I can tell DSO gets a little jealous of my grandson11. SS14 has a lot of behavior problems and can't just be a normal kid. DSO is sad bc he doesn't have normal boys to hang out with and be proud of.
" 2 cars pulled up next to us
" 2 cars pulled up next to us and it was a family doing a kid exchange. The kids had been at the dads for the long weekend and he was returning them back to BM. The kids gave lots of hugs and kisses to dad and told him how they had a great time and can't wait to see him again."
Who ARE these people? Do you mean that there are non-intact families that don't PAS out the kids? I thought it was a legend not unlike unicorns and pots of gold at the end of the rainbow!!!
Oh wait, I didn't PAS out my kids against their father but that was back in the eighties and nineties!
Yes, as others noted, he'll go through a grieving process similar to:
1. Denial and Isolation
2. Anger
3. Bargaining
4. Depression
5. Acceptance
The trick is to get biodad to NOT blame you for the child's PASout. It's so easy just to blame SM for the whole situation than take a hard look at the BM's antics or perhaps poor parenting on the BM/biodad's part.
Mr. Guilty Daddy is somewhat in the state of acceptance after five years or so, but deep down he blames ME as it's a VERY inconvenient truth to put responsibilty on the BM for her guerilla PAS tactics and him for rolling over and letting both the school district and the BM clan crap in his face and tell him it's a mudslide.
oh no, he doesn't blame me
oh no, he doesn't blame me even a little bit. This has been going on for almost 14 years. BM tried to trap him by getting preggo and it didn't work. They broke up when SD was like 2 or 3 and BM has been trying to alienate him ever since.

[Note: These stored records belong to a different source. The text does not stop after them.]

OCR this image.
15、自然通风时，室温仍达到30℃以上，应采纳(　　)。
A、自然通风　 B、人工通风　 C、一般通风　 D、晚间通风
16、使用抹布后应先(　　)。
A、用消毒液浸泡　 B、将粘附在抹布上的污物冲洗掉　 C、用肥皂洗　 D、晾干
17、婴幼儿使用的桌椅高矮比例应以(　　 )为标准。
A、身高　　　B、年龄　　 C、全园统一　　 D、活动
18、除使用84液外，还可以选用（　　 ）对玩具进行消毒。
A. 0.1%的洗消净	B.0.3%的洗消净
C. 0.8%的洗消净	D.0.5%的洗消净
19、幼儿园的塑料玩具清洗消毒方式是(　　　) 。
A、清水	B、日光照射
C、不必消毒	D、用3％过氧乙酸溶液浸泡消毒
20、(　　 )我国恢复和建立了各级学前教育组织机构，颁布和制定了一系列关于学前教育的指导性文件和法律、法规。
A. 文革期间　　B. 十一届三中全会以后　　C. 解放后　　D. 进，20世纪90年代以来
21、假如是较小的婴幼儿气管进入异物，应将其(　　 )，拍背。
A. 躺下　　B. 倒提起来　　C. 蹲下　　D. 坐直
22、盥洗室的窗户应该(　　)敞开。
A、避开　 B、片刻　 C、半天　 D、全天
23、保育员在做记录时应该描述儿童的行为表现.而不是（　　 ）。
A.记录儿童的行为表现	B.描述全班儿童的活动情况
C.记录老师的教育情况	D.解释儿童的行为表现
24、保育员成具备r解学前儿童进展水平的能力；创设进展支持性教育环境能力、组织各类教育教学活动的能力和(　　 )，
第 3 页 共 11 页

It will get easier. As for
It will get easier. As for the SD being embarrassed and it going further than she thought. Ours was the same way. Her comment was that is she sued DH than maybe he would give her more attention and be nicer to her. She was already the one sucking the energy out of the house and demanded all of DH's attention because she was more high maintenance than the other kid. SS15.

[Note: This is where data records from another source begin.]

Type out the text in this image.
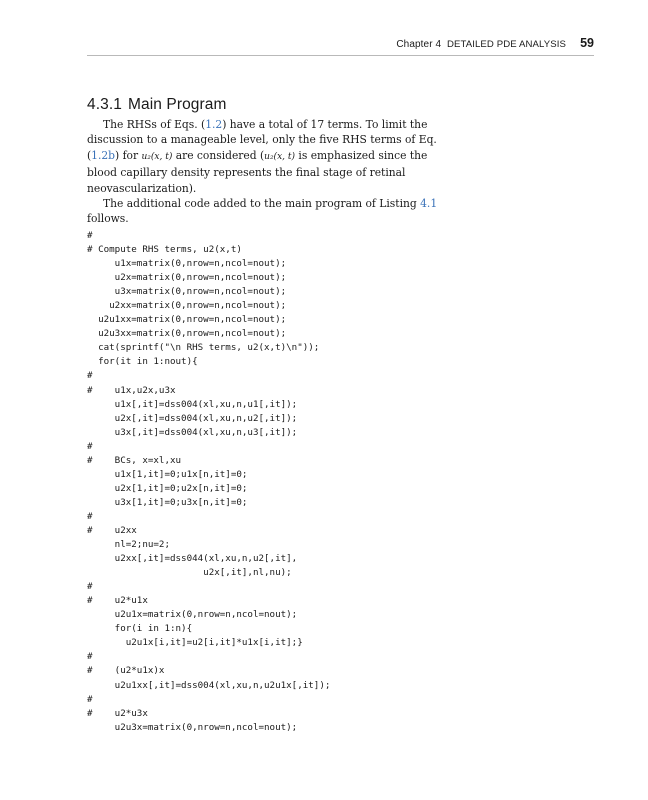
Chapter 4 DETAILED PDE ANALYSIS 59
4.3.1 Main Program

The RHSs of Eqs. (1.2) have a total of 17 terms. To limit the discussion to a manageable level, only the five RHS terms of Eq. (1.2b) for u₂(x, t) are considered (u₂(x, t) is emphasized since the blood capillary density represents the final stage of retinal neovascularization).

The additional code added to the main program of Listing 4.1 follows.

#
# Compute RHS terms, u2(x,t)
u1x=matrix(0,nrow=n,ncol=nout);
u2x=matrix(0,nrow=n,ncol=nout);
u3x=matrix(0,nrow=n,ncol=nout);
u2xx=matrix(0,nrow=n,ncol=nout);
u2u1xx=matrix(0,nrow=n,ncol=nout);
u2u3xx=matrix(0,nrow=n,ncol=nout);
cat(sprintf("\n RHS terms, u2(x,t)\n"));
for(it in 1:nout){
#
#    u1x,u2x,u3x
u1x[,it]=dss004(xl,xu,n,u1[,it]);
u2x[,it]=dss004(xl,xu,n,u2[,it]);
u3x[,it]=dss004(xl,xu,n,u3[,it]);
#
#    BCs, x=xl,xu
u1x[1,it]=0;u1x[n,it]=0;
u2x[1,it]=0;u2x[n,it]=0;
u3x[1,it]=0;u3x[n,it]=0;
#
#    u2xx
nl=2;nu=2;
u2xx[,it]=dss044(xl,xu,n,u2[,it],
u2x[,it],nl,nu);
#
#    u2*u1x
u2u1x=matrix(0,nrow=n,ncol=nout);
for(i in 1:n){
u2u1x[i,it]=u2[i,it]*u1x[i,it];}
#
#    (u2*u1x)x
u2u1xx[,it]=dss004(xl,xu,n,u2u1x[,it]);
#
#    u2*u3x
u2u3x=matrix(0,nrow=n,ncol=nout);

She got over it and is completely damaged by BM. DH knows he did everything he could and this is on BM whoever she turns out to be. We do talk and he says he know she is not the person she could have been, but he did the best he could with a toxic BM.

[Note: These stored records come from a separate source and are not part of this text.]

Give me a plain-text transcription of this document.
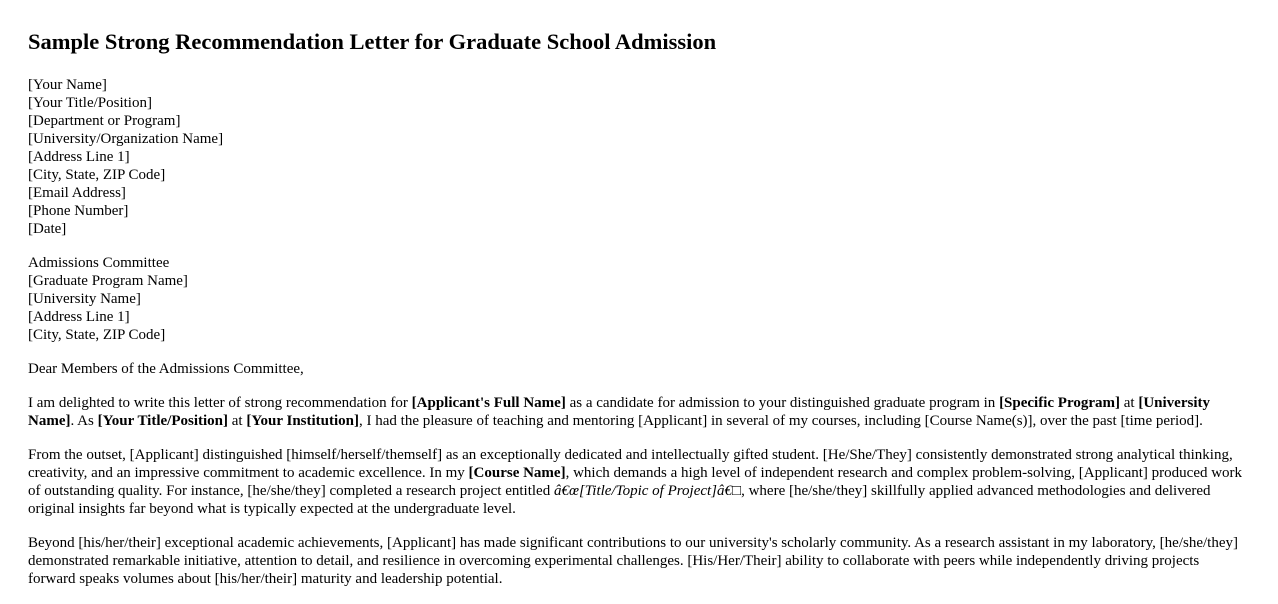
Sample Strong Recommendation Letter for Graduate School Admission
[Your Name]
[Your Title/Position]
[Department or Program]
[University/Organization Name]
[Address Line 1]
[City, State, ZIP Code]
[Email Address]
[Phone Number]
[Date]
Admissions Committee
[Graduate Program Name]
[University Name]
[Address Line 1]
[City, State, ZIP Code]

Dear Members of the Admissions Committee,

I am delighted to write this letter of strong recommendation for [Applicant's Full Name] as a candidate for admission to your distinguished graduate program in [Specific Program] at [University Name]. As [Your Title/Position] at [Your Institution], I had the pleasure of teaching and mentoring [Applicant] in several of my courses, including [Course Name(s)], over the past [time period].

From the outset, [Applicant] distinguished [himself/herself/themself] as an exceptionally dedicated and intellectually gifted student. [He/She/They] consistently demonstrated strong analytical thinking, creativity, and an impressive commitment to academic excellence. In my [Course Name], which demands a high level of independent research and complex problem-solving, [Applicant] produced work of outstanding quality. For instance, [he/she/they] completed a research project entitled â€œ[Title/Topic of Project]â€□, where [he/she/they] skillfully applied advanced methodologies and delivered original insights far beyond what is typically expected at the undergraduate level.

Beyond [his/her/their] exceptional academic achievements, [Applicant] has made significant contributions to our university's scholarly community. As a research assistant in my laboratory, [he/she/they] demonstrated remarkable initiative, attention to detail, and resilience in overcoming experimental challenges. [His/Her/Their] ability to collaborate with peers while independently driving projects forward speaks volumes about [his/her/their] maturity and leadership potential.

He is better now, but he hurts and it has been 4 years. She graduates on Friday and he will go and make sure she sees him and leave. He has not been included in anything that BM is doing and he will not give her a gift since she barely passed. He will not reward her for this stuff.
As the days go on and on, your SD will twist in her head that it is all his fault and not her own. I listened to her version of what happened 4 years ago when we tried to re-connect over Christmas and couldn't believe it. She said he threw her out. I told her the truth again and again and when she left the hateful text I got was that BM was an angel and it was all our fault and that we didn't want her. All toxic and lies and I have the court papers to prove it along with the bills.
He needs to let her go and hope she will come back someday. DH is waiting for the same things and in the meantime, I have my popcorn watching the train wreck go off to college.
My DH seems to be over it
My DH seems to be over it although he does have periods where he still wishes that he had as close of a relationship with the skids as he did when he was still putting up with BM's abuse and whorish ways.